Por primera y única vez durante el calvario, Josh Morales finalmente se derrumbó, llorando durante lo que él calcula que fueron 30 minutos completos, derrumbándose bajo el peso de todo ello.
“No puedo más”, le dijo a su madre.
Luego le llevó unas pastillas para la tos, le masajeó la cabeza y lavó los platos.
“Todo lo que ha pasado mi hijo, sin quejarse nunca, tratando de no mostrar ninguna emoción”, recuerda Betty. “No puedo pedir nada más a mi hijo, nunca”.
Josh y su familia exigieron nuevos médicos. A su padre le pusieron otro medicamento. Empezó a mejorar. Su madre también mejoró. Mientras tanto, la familia de Loyola se unía a ellos.
Josh recibió una beca para el resto del año académico. Los compañeros de equipo rezaban por él después de los entrenamientos. Las familias de la escuela le ofrecieron comidas. Los consejeros escolares le llamaron por teléfono con frecuencia. Los profesores le excusaban de sus clases virtuales para que pudiera llevarle Pedialyte a su deshidratada madre. Se enviaba mensajes de texto casi todos los días con su jefe de la línea ofensiva, el veterano entrenador asistente de Loyola, Rick Pedroarias.
“La filosofía en Loyola es, pones a los demás antes que a ti, miras hacia afuera”, dice Pedroarias. “Josh encarna eso. Estuvo ahí para sus padres. Es una historia que va más allá del fútbol americano”.
Su padre acabó volviendo del hospital. Su madre acabó volviendo a trabajar en el sector de la confección. Entonces el fútbol americano volvió al campo, y Josh se liberó. Volvió al equipo tras perderse casi dos meses de entrenamientos, y le esperaba su puesto de titular y un equipo lleno de admiración.
“Todo lo que podía ir mal en su vida fue mal, pero aguantó para tener la oportunidad de volver a salir al campo y estar con sus amigos”, dice Casani, uno de los innumerables entrenadores de Southland que hicieron el heroico trabajo de mantener a sus atletas motivados durante un año de inactividad. “Lo que el deporte proporciona a los chicos es vital, uno de los mayores componentes del desarrollo es esa interacción social. No se le puede poner un valor y todo el mundo lo ha aprendido ahora”.
A Morales le sigue faltando ocasionalmente el aire. Sigue luchando contra el cansancio. Pero se ilumina cuando habla de su primer golpe real, en un ejercicio de línea de gol, cuando él y O’Lionain se enfrentaron a un linebacker y abrieron un hueco para que un corredor anotara.

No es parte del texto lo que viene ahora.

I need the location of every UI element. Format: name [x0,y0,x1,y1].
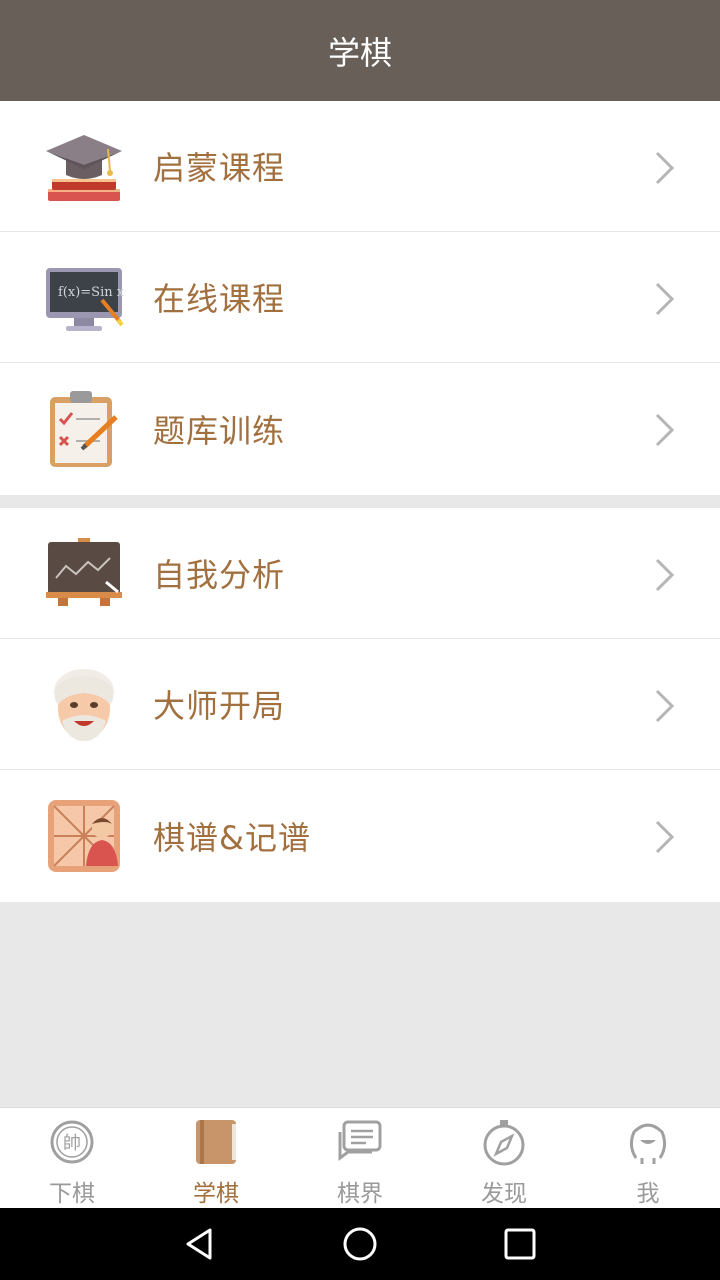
graduation-cap-icon [46,135,122,201]
menu-item-label: 题库训练 [153,411,286,450]
chevron-right-icon [655,282,675,316]
chevron-right-icon [655,820,675,854]
chevron-right-icon [655,151,675,185]
tab-me[interactable]: 我 [576,1108,720,1208]
bottom-tab-bar: 帥 下棋 学棋 棋界 发现 我 [0,1107,720,1208]
tab-label: 下棋 [49,1181,95,1207]
menu-group-tools: 自我分析 大师开局 棋谱&记谱 [0,508,720,902]
tab-label: 发现 [481,1181,527,1207]
menu-item-label: 大师开局 [153,687,286,725]
chevron-right-icon [655,413,675,447]
master-face-icon [54,669,114,741]
menu-item-online-course[interactable]: f(x)=Sin x 在线课程 [0,232,720,363]
recents-square-icon [504,1228,536,1260]
computer-icon: f(x)=Sin x [46,268,124,331]
chat-icon [338,1120,382,1161]
menu-item-label: 在线课程 [153,280,286,318]
clipboard-icon [50,391,118,467]
menu-item-game-records[interactable]: 棋谱&记谱 [0,770,720,901]
back-button[interactable] [120,1208,280,1280]
home-button[interactable] [280,1208,440,1280]
book-icon [196,1120,236,1164]
tab-play-chess[interactable]: 帥 下棋 [0,1108,144,1208]
home-circle-icon [343,1227,377,1261]
header-bar: 学棋 [0,0,720,101]
profile-icon [629,1123,667,1164]
menu-item-enlightenment-course[interactable]: 启蒙课程 [0,101,720,232]
tab-label: 学棋 [193,1181,239,1207]
menu-item-label: 自我分析 [153,556,286,594]
chessboard-person-icon [48,800,120,872]
menu-item-label: 启蒙课程 [153,149,286,187]
back-triangle-icon [186,1228,212,1260]
svg-text:帥: 帥 [63,1133,81,1154]
tab-label: 棋界 [337,1181,383,1207]
chevron-right-icon [655,689,675,723]
shuai-piece-icon: 帥 [50,1120,94,1164]
menu-item-master-opening[interactable]: 大师开局 [0,639,720,770]
chevron-right-icon [655,558,675,592]
menu-item-self-analysis[interactable]: 自我分析 [0,508,720,639]
recents-button[interactable] [440,1208,600,1280]
menu-item-question-bank[interactable]: 题库训练 [0,363,720,494]
menu-group-learning: 启蒙课程 f(x)=Sin x 在线课程 题库训练 [0,101,720,495]
page-title: 学棋 [327,33,392,72]
system-navigation-bar [0,1208,720,1280]
menu-item-label: 棋谱&记谱 [153,818,311,857]
svg-text:f(x)=Sin x: f(x)=Sin x [58,285,124,300]
tab-discover[interactable]: 发现 [432,1108,576,1208]
chart-board-icon [46,538,122,606]
tab-label: 我 [636,1181,660,1207]
tab-chess-world[interactable]: 棋界 [288,1108,432,1208]
tab-learn-chess[interactable]: 学棋 [144,1108,288,1208]
compass-icon [483,1120,525,1166]
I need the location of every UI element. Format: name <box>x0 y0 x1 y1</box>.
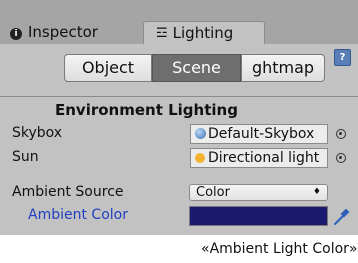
tab-inspector-label: Inspector <box>28 23 98 41</box>
lighting-window: i Inspector ☲ Lighting ? Object Scene ghtm… <box>0 0 358 235</box>
sun-picker-icon[interactable] <box>336 153 346 163</box>
ambient-source-value: Color <box>196 185 230 200</box>
sun-field[interactable]: Directional light <box>190 148 328 168</box>
section-title: Environment Lighting <box>55 101 238 119</box>
tab-lighting[interactable]: ☲ Lighting <box>143 21 265 44</box>
skybox-material-icon <box>195 128 206 139</box>
sun-value: Directional light <box>208 150 320 166</box>
skybox-label: Skybox <box>12 125 63 141</box>
tab-lighting-label: Lighting <box>172 24 234 42</box>
divider <box>0 96 358 97</box>
ambient-color-swatch[interactable] <box>189 206 328 226</box>
ambient-color-label: Ambient Color <box>28 207 128 223</box>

“Justo en el centro”, recuerda. “Hicimos una gran pila. Me sentí bien. Me sentí muy bien. Fue dejar salir todo lo que había estado guardando dentro”.
Después de la temporada de cinco partidos, la carrera de fútbol americano de Morales habrá terminado, y sorprendentemente está previsto que se gradúe con un promedio de 3,7. Espera estudiar ingeniería y convertirse en el primer miembro de su familia en obtener un título universitario de cuatro años.
En su habitación, en su pizarra, junto a la cita inspiradora, Morales ha garabateado los nombres de las diversas universidades en las que ha sido aceptado, y el nombre de la escuela de sus sueños, cuya decisión aún no ha sido tomada.
Es la escuela cuyo nombre figura en ese pequeño balón de fútbol americano que se lanzó a sí mismo mientras estaba en la cuarentena, el balón que le ayudó a seguir empujando.
Es sólo una suposición, pero la USC podría valorar mucho a un estudiante que define el “Fight on”.